Secondly, the gridded population datasets provide estimates of residential or nighttime population density. Given that significant diurnal population movements occur within cities, the index values may well change if estimates of daytime population density were used instead. There is however a lack of datasets representing daytime population distributions within urban areas, e.g. LandScan USA27, Pop24723 and Batista e Silva et al.48 provide daytime population estimates, but are limited to the USA, England and Europe respectively. Other data on population mobility such as call detail records (CDRs) from mobile phones or Facebook mobility data, could be used to capture these different spatial distributions where available (e.g.24,49,50). Population movements that occur at particular times and in particular places may also influence social distancing feasibility, for example transport hubs and markets. In these locations large numbers of people can congregate at certain times, and integrating data on population mobility could help identify such locations.

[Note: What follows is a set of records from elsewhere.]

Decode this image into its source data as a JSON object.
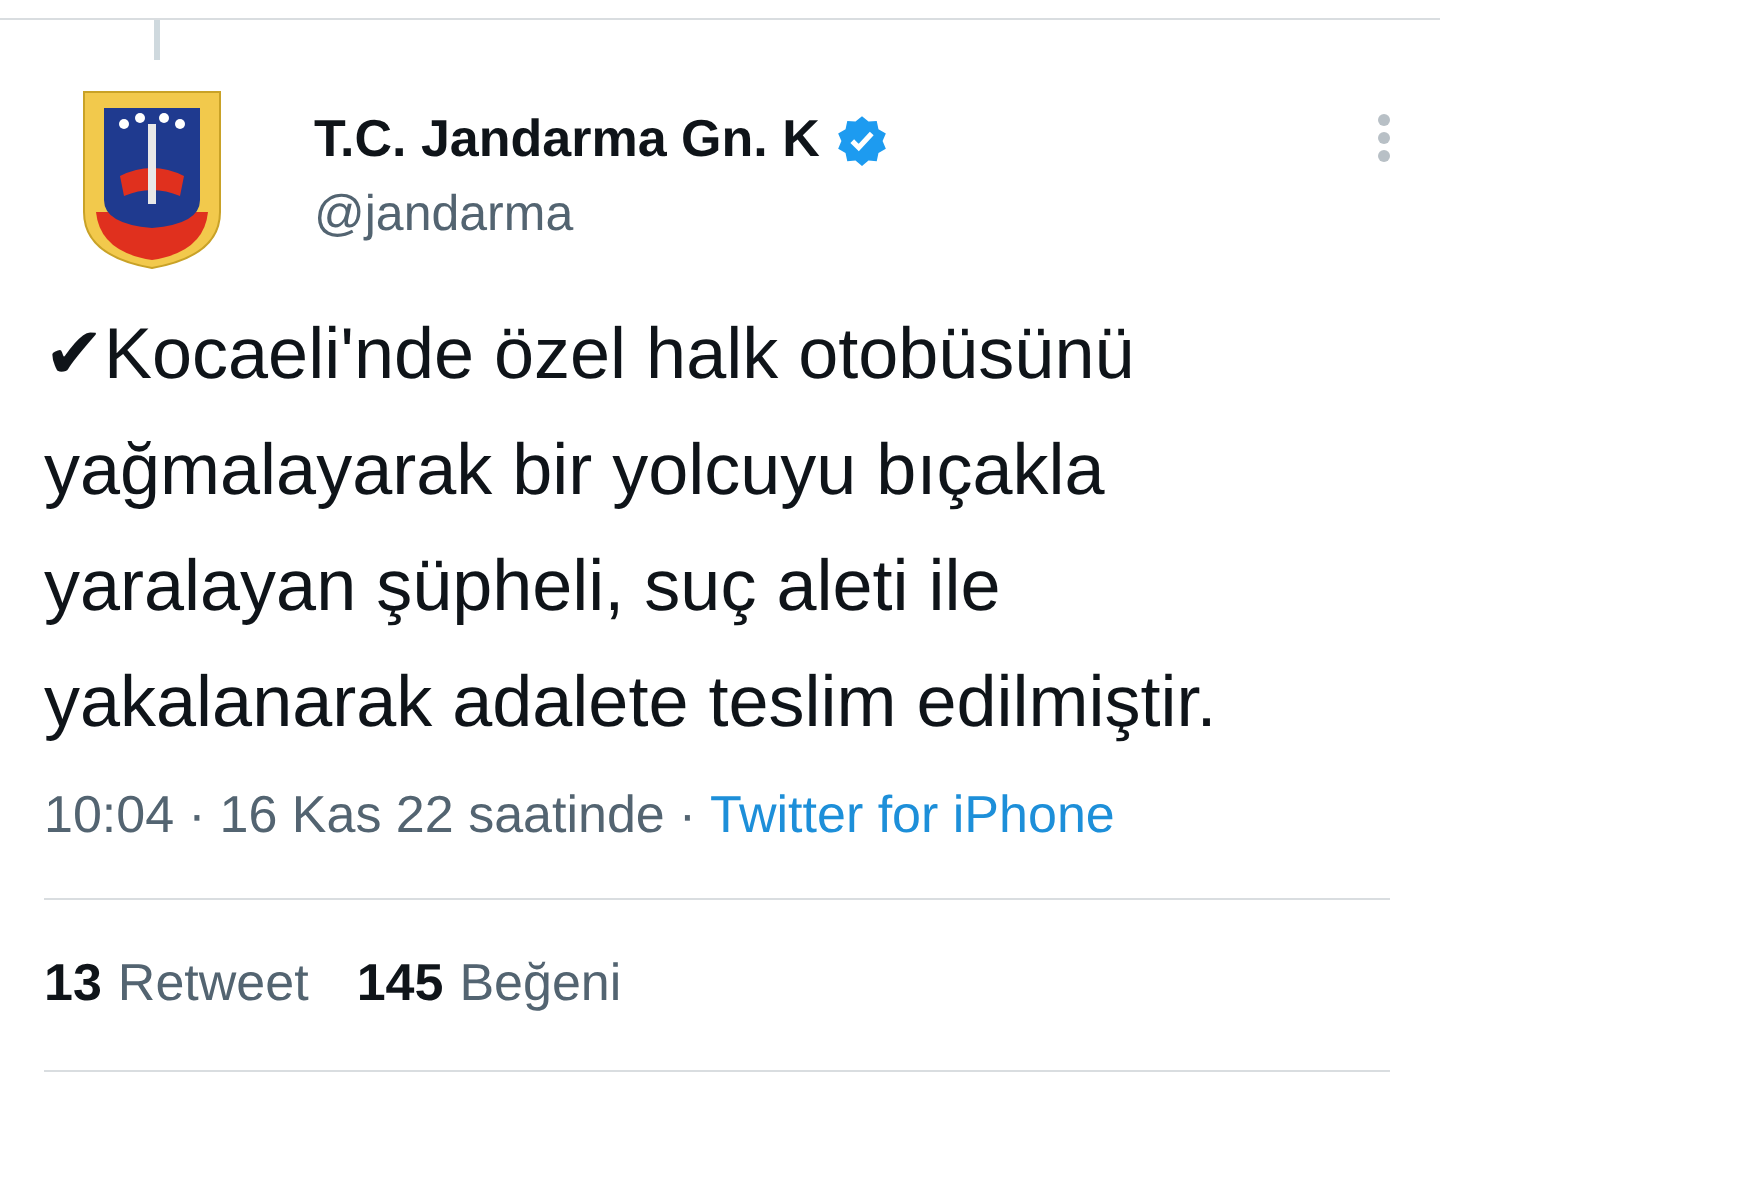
{
  "author": {
    "name": "T.C. Jandarma Gn. K",
    "handle": "@jandarma",
    "verified": true
  },
  "text": "✔Kocaeli'nde özel halk otobüsünü yağmalayarak bir yolcuyu bıçakla yaralayan şüpheli, suç aleti ile yakalanarak adalete teslim edilmiştir.",
  "meta": {
    "time": "10:04",
    "separator_1": "·",
    "date": "16 Kas 22 saatinde",
    "separator_2": "·",
    "source": "Twitter for iPhone"
  },
  "stats": [
    {
      "count": "13",
      "label": "Retweet"
    },
    {
      "count": "145",
      "label": "Beğeni"
    }
  ]
}
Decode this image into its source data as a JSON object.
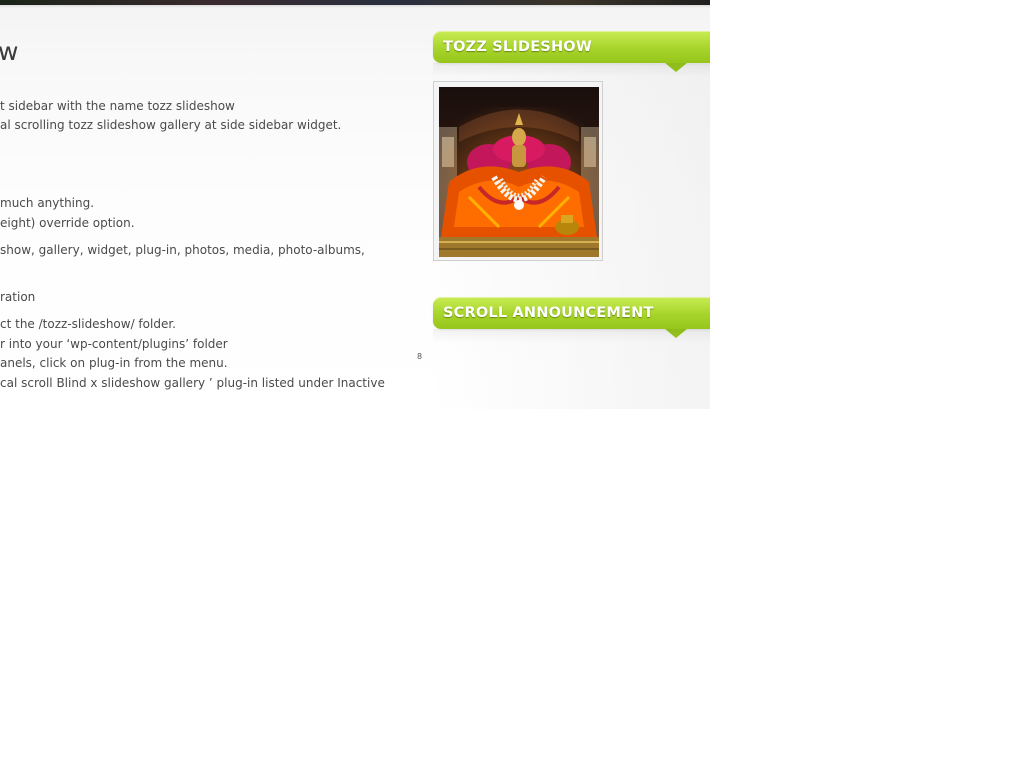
{
  "post": {
    "title_fragment": "w",
    "lines": [
      "t sidebar with the name tozz slideshow",
      "al scrolling tozz slideshow gallery at side sidebar widget.",
      "much anything.",
      "eight) override option.",
      "show, gallery, widget, plug-in, photos, media, photo-albums,",
      "ration",
      "ct the /tozz-slideshow/ folder.",
      "r into your ‘wp-content/plugins’ folder",
      "anels, click on plug-in from the menu.",
      "cal scroll Blind x slideshow gallery ’ plug-in listed under Inactive"
    ],
    "stray_mark": "8"
  },
  "sidebar": {
    "widgets": [
      {
        "title": "TOZZ SLIDESHOW"
      },
      {
        "title": "SCROLL ANNOUNCEMENT"
      }
    ]
  },
  "colors": {
    "widget_green": "#a7d42a",
    "widget_text": "#ffffff",
    "body_text": "#4a4a4a"
  }
}
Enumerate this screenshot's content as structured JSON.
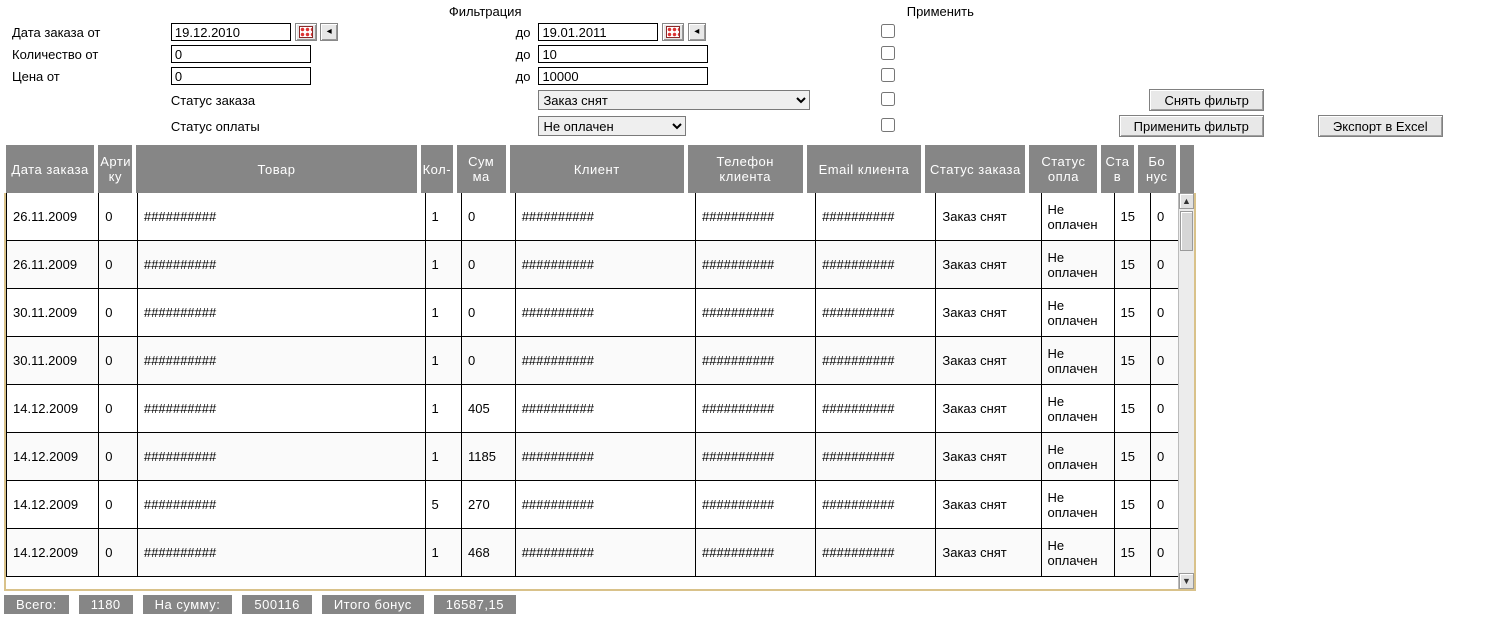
{
  "filters": {
    "section_label": "Фильтрация",
    "apply_label": "Применить",
    "row_date": {
      "from_label": "Дата заказа от",
      "to_label": "до",
      "from": "19.12.2010",
      "to": "19.01.2011"
    },
    "row_qty": {
      "from_label": "Количество от",
      "to_label": "до",
      "from": "0",
      "to": "10"
    },
    "row_price": {
      "from_label": "Цена от",
      "to_label": "до",
      "from": "0",
      "to": "10000"
    },
    "row_status": {
      "label": "Статус заказа",
      "value": "Заказ снят"
    },
    "row_pay": {
      "label": "Статус оплаты",
      "value": "Не оплачен"
    },
    "btn_clear": "Снять фильтр",
    "btn_apply": "Применить фильтр",
    "btn_export": "Экспорт в Excel"
  },
  "grid": {
    "columns": [
      "Дата заказа",
      "Арти ку",
      "Товар",
      "Кол-",
      "Сум ма",
      "Клиент",
      "Телефон клиента",
      "Email клиента",
      "Статус заказа",
      "Статус опла",
      "Ста в",
      "Бо нус"
    ],
    "widths": [
      86,
      36,
      268,
      34,
      50,
      168,
      112,
      112,
      98,
      68,
      34,
      40
    ],
    "rows": [
      [
        "26.11.2009",
        "0",
        "##########",
        "1",
        "0",
        "##########",
        "##########",
        "##########",
        "Заказ снят",
        "Не оплачен",
        "15",
        "0"
      ],
      [
        "26.11.2009",
        "0",
        "##########",
        "1",
        "0",
        "##########",
        "##########",
        "##########",
        "Заказ снят",
        "Не оплачен",
        "15",
        "0"
      ],
      [
        "30.11.2009",
        "0",
        "##########",
        "1",
        "0",
        "##########",
        "##########",
        "##########",
        "Заказ снят",
        "Не оплачен",
        "15",
        "0"
      ],
      [
        "30.11.2009",
        "0",
        "##########",
        "1",
        "0",
        "##########",
        "##########",
        "##########",
        "Заказ снят",
        "Не оплачен",
        "15",
        "0"
      ],
      [
        "14.12.2009",
        "0",
        "##########",
        "1",
        "405",
        "##########",
        "##########",
        "##########",
        "Заказ снят",
        "Не оплачен",
        "15",
        "0"
      ],
      [
        "14.12.2009",
        "0",
        "##########",
        "1",
        "1185",
        "##########",
        "##########",
        "##########",
        "Заказ снят",
        "Не оплачен",
        "15",
        "0"
      ],
      [
        "14.12.2009",
        "0",
        "##########",
        "5",
        "270",
        "##########",
        "##########",
        "##########",
        "Заказ снят",
        "Не оплачен",
        "15",
        "0"
      ],
      [
        "14.12.2009",
        "0",
        "##########",
        "1",
        "468",
        "##########",
        "##########",
        "##########",
        "Заказ снят",
        "Не оплачен",
        "15",
        "0"
      ]
    ]
  },
  "footer": {
    "total_label": "Всего:",
    "total_value": "1180",
    "sum_label": "На сумму:",
    "sum_value": "500116",
    "bonus_label": "Итого бонус",
    "bonus_value": "16587,15"
  }
}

Thirdly, in addition to population density and urban form, socioeconomic factors influence social distancing feasibility, however accurate data on these factors which is georeferenced at a granular level is rarely available. Socioeconomic factors such as employment in the informal sector/reliance on daily wages, use of communal WASH facilities and dependence on crowded public transport can have a multiplicative effect in increasing difficulty in social distancing. Conversely, a secure income source from employment which it is possible to do whilst working from home, can increase the feasibility of social distancing. Such individual or community-level factors will also influence social distancing feasibility. As the index values are solely based on estimates of population density and urban form, which themselves have their own limitations, the dataset should be considered as one source to guide response efforts, but should not be relied on as the sole basis for decision-making. Finally, the ease of social distancing index dataset is limited in its spatial coverage to urban areas in 50 countries in sub-Saharan Africa. This index has been developed with these contexts in mind, but social distancing challenges will also be present in smaller towns and some rural locations within the countries covered by the dataset. Future work will look to expand the coverage of the index datasets, both outside major towns and cities, through the development of a gridded version of the index, and to a greater number of countries. We will also look to incorporate additional factors, for example data on building height, and explore alternative sources for calculating population density, including self-reported slum population values.